Config is loaded from virtual-context.yaml in the working directory, or passed via --config flag.

# virtual-context.yaml
storage:
  backend: sqlite
  path: ./vc-store.db

compaction:
  watermark: 0.7          # compact when 70% of budget used
  protected_turns: 6      # never compact the last N turns
  budget_tokens: 128000

tagging:
  provider: ollama         # or openai, anthropic
  model: nomic-embed-text  # embedding model for inbound tagger
  max_tags: 5

retrieval:
  tools: true              # expose vc_* tools to the LLM
  max_context_tokens: 32000

Provider Routing (Cloud)

Use subdomains to route to different LLM providers.
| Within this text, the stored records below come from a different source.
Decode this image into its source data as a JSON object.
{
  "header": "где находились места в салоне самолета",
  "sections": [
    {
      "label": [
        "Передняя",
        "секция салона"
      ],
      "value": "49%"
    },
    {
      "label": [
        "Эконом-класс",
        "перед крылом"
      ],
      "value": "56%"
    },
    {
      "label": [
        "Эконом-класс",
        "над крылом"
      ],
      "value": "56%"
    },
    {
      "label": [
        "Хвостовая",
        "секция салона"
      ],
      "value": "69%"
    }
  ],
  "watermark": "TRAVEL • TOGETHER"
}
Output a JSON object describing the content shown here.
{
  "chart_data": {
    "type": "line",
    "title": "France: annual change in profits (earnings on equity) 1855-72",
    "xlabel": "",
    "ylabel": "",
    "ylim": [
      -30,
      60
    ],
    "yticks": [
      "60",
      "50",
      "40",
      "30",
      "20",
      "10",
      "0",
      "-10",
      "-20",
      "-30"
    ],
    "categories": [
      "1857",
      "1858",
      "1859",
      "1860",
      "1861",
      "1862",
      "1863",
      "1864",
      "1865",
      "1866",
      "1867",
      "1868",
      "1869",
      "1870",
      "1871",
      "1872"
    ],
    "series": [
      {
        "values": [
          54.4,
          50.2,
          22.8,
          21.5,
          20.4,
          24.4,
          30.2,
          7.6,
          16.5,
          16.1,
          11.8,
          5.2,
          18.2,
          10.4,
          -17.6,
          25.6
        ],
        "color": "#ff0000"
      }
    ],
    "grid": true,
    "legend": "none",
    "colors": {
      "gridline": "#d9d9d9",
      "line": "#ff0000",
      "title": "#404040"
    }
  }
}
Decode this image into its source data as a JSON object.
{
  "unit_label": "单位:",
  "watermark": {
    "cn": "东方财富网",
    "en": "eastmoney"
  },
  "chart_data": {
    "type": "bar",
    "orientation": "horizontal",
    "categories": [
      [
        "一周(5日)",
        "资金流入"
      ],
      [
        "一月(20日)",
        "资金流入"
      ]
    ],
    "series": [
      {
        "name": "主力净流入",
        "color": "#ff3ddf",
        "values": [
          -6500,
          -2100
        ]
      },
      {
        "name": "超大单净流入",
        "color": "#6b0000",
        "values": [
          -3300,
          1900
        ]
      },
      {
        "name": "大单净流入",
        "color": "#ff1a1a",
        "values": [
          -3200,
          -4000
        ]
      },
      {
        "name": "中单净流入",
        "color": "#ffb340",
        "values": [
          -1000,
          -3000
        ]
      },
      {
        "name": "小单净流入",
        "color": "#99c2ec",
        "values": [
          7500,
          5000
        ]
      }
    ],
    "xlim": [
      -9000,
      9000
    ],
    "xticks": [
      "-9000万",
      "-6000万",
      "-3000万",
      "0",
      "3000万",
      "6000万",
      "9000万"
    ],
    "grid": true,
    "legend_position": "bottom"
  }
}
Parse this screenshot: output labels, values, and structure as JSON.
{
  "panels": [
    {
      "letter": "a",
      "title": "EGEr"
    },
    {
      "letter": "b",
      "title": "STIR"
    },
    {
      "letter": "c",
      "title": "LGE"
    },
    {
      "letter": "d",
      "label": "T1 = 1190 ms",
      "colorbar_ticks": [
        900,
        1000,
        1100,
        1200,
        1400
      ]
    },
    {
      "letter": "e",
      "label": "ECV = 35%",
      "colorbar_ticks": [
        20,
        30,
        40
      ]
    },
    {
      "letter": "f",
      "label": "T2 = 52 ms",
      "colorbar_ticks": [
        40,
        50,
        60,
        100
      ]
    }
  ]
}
Append ?vckey=vc-YOUR_KEY to any URL below.

ProviderBase URL
Anthropichttps://anthropic.virtual-context.com
OpenAIhttps://openai.virtual-context.com/v1
Geminihttps://gemini.virtual-context.com
Groqhttps://groq.virtual-context.com
Mistralhttps://mistral.virtual-context.com
Togetherhttps://together.virtual-context.com
OpenRouterhttps://openrouter.virtual-context.com

The ?vckey= parameter identifies your VC tenant. Your target adjusted context window is sent to the LLM provider.